I have heard that a way of reducing a girl's likelihood of future promiscuity is for her to get lots of affection, particularly from her father. I have heard of numerous studies which link fatherly affection of daughters to a plethora of benefits to the girls. I am making the leap that workers can stand in that gap, to some extent, when the father is absent.
Let me know how your research goes please...
P.S. What are the stats in Canada regarding CYC's and allegations of abuse?
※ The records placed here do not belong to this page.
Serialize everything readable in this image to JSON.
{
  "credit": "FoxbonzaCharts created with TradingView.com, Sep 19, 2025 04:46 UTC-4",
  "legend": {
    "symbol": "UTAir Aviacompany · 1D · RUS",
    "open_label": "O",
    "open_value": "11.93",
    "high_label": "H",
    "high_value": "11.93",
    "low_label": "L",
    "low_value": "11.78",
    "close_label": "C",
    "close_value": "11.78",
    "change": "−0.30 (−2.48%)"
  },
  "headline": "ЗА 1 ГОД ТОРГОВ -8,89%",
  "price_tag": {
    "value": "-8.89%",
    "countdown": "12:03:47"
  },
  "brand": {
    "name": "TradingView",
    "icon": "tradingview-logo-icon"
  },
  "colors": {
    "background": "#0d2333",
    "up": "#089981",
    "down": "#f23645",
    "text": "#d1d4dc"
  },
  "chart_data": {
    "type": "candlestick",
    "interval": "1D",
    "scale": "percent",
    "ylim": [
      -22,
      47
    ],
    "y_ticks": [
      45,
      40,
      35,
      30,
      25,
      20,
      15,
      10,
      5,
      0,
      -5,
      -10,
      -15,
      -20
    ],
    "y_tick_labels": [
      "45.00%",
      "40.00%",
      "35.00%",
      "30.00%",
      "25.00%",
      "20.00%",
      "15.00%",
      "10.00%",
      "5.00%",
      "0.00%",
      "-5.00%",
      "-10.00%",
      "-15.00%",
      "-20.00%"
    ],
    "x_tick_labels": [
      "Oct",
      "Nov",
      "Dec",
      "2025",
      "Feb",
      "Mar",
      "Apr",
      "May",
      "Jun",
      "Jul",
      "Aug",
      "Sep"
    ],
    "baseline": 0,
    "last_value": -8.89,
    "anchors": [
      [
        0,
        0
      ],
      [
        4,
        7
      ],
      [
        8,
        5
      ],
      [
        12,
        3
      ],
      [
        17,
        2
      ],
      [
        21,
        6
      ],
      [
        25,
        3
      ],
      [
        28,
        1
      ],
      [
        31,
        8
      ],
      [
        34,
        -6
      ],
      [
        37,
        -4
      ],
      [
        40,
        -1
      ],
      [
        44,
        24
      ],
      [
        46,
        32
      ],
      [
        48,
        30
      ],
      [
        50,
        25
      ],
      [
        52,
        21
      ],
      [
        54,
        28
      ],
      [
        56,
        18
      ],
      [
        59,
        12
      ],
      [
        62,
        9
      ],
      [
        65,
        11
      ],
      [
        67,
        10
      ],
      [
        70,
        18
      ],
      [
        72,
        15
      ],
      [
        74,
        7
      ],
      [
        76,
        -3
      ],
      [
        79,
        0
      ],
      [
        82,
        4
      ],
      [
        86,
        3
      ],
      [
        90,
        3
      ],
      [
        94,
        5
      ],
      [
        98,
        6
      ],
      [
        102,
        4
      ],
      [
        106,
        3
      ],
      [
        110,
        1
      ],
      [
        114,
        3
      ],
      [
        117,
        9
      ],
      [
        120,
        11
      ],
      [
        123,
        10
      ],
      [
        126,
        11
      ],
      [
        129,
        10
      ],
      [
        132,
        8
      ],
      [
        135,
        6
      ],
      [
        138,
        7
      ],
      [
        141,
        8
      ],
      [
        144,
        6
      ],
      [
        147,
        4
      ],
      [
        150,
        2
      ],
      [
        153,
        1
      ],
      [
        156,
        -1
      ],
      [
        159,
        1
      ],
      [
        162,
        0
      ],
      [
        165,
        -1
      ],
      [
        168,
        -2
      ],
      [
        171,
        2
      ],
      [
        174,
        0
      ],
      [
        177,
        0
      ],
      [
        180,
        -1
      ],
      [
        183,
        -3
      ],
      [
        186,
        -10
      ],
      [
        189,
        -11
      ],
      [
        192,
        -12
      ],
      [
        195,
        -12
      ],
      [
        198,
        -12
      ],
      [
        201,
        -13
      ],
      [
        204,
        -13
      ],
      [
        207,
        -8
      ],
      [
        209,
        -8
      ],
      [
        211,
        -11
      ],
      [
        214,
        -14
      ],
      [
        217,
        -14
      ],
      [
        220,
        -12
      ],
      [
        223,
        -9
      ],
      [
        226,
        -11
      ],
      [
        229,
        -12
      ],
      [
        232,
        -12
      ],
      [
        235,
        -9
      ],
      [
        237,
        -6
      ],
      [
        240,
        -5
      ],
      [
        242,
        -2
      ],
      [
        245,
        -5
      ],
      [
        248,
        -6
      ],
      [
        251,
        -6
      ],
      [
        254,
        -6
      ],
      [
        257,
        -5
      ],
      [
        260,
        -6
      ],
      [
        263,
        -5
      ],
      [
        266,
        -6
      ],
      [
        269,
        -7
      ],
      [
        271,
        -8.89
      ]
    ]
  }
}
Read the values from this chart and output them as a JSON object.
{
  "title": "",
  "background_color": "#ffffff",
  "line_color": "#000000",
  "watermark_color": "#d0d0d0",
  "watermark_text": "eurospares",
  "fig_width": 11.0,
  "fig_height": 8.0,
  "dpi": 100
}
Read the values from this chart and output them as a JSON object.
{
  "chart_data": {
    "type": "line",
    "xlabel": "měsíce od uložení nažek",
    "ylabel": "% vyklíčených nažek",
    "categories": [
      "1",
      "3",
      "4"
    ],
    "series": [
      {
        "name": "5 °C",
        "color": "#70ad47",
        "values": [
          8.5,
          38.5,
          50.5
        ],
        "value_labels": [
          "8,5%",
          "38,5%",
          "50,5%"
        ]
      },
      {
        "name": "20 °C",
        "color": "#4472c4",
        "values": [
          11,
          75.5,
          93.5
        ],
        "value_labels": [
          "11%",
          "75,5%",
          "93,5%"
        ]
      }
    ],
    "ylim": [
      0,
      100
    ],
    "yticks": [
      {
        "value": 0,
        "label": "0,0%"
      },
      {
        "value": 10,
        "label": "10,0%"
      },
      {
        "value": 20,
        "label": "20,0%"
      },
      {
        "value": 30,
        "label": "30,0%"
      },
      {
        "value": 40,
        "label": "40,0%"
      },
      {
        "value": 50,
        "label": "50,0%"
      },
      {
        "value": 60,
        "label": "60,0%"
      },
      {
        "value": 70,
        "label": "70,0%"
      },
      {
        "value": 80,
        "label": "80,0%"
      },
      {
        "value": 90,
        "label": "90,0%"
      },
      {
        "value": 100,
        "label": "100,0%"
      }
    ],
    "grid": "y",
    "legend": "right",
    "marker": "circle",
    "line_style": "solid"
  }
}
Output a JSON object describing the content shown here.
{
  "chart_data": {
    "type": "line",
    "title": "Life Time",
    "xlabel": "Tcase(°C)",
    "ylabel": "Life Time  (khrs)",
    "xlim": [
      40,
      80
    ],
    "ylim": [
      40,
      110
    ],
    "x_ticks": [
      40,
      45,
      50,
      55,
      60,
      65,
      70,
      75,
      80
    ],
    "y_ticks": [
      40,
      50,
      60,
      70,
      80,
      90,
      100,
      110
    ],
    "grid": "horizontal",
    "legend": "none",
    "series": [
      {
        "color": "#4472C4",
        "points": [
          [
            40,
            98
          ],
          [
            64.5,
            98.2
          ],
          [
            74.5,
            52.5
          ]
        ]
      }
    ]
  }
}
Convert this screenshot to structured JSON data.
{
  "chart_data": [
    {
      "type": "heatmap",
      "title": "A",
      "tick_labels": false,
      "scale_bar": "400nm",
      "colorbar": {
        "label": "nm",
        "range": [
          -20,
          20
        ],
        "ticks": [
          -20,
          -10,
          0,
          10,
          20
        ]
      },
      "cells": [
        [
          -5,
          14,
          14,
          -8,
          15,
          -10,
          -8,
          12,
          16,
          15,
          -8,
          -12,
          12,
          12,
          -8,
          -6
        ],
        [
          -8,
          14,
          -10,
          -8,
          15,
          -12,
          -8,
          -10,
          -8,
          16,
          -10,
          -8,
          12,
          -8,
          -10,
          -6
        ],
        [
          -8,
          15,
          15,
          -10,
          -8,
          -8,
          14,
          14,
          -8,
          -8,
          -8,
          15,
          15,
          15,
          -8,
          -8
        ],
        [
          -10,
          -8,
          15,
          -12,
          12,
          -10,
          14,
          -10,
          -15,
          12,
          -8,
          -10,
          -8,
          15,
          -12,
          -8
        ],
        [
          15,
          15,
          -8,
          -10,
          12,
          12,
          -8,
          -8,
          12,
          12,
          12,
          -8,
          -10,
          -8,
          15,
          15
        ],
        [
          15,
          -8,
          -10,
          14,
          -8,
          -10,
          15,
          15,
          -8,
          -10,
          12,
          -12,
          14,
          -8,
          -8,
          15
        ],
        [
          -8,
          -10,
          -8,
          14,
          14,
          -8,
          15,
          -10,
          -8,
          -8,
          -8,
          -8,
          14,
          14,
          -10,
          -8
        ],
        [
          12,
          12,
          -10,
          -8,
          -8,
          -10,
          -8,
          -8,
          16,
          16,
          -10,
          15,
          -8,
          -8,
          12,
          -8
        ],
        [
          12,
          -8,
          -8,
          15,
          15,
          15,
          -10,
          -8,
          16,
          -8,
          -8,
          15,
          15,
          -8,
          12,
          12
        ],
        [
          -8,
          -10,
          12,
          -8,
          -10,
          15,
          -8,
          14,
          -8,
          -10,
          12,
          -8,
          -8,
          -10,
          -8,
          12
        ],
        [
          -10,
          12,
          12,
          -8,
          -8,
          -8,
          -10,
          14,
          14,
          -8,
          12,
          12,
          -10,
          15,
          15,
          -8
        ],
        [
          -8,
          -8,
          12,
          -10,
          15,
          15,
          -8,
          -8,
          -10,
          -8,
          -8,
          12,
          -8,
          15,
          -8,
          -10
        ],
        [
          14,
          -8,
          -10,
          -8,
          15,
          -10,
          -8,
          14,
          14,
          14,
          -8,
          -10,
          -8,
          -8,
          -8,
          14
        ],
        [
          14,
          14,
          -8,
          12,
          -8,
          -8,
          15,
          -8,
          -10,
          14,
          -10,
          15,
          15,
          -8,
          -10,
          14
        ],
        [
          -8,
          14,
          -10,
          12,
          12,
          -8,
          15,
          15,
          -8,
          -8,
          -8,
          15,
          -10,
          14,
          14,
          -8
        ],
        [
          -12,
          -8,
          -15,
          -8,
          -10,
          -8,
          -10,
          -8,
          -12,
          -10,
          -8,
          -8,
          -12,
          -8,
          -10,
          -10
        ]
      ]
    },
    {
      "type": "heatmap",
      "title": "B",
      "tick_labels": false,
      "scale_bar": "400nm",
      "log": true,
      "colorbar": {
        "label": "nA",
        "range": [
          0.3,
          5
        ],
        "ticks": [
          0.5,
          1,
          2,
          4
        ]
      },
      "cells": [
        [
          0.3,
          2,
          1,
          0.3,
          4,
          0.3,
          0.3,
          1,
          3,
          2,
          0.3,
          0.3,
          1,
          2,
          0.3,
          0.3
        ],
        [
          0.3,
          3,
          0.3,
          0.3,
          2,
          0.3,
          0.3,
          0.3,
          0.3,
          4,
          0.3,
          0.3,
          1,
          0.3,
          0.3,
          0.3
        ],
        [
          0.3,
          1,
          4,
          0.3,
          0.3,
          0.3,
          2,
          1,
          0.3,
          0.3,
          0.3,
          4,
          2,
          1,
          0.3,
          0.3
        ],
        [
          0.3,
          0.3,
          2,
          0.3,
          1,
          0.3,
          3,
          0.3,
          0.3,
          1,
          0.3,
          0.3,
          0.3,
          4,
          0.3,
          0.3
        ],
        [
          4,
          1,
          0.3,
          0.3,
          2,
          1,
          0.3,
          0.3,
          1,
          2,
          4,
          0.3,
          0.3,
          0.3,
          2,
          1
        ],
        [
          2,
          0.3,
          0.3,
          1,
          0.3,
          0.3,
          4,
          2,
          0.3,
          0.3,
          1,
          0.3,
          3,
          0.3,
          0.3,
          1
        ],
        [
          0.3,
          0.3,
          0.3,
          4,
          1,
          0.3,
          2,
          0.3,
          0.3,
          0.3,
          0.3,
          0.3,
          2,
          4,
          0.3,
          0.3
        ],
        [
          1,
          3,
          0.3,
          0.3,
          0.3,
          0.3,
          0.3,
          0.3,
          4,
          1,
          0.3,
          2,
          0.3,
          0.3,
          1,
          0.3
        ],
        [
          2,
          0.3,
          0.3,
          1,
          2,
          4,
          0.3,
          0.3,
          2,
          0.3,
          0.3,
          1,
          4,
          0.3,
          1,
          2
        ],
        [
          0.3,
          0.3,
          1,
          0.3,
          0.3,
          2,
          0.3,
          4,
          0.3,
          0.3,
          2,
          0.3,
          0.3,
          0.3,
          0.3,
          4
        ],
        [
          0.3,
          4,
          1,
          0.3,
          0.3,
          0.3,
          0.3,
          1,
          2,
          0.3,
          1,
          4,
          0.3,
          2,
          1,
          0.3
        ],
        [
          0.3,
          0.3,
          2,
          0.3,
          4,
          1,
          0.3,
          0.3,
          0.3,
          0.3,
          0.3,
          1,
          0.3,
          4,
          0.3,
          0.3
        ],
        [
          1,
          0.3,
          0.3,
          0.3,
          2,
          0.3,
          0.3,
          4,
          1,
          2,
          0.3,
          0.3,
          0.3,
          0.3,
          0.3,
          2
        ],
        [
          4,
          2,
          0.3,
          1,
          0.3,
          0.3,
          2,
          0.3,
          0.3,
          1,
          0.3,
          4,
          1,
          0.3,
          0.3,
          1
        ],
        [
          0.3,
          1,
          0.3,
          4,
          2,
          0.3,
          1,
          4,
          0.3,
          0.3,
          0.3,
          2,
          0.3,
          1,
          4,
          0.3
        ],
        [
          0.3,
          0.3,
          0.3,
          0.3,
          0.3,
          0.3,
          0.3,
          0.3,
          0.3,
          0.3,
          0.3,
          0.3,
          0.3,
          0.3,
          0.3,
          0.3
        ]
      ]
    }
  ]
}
Hey, I found this great model for team building called Partnership Accountability that comes out of the Dulwiche Center (I think in New Zealand) written by Rob Hall. It is really amazing to look at this model in terms of building team support when there are different levels of group power tracing the arenas that we work in. The basic premise is to give voice and power to disempowered and even neglected or disempowered groups. It is focused on how to overcome sexism in the workplace but I have applied it to conflicts in which a group of individuals were controlling air-time and decision making in Teaming sessions by setting up a model that we could all plug into and change our roles. IT honors reflective listening and is very solution oriented. You could say that is a very "pro-feminist" model of communication and relationship building.
Check it out.
Sounds very interesting Peter. Our organization mimics the macro system in a micro way – it brings an interesting focus to the challenges presented to the child & youth field in general – can you provide more information about how, where to access this information – on the net? phone numbers? publishers? agencies?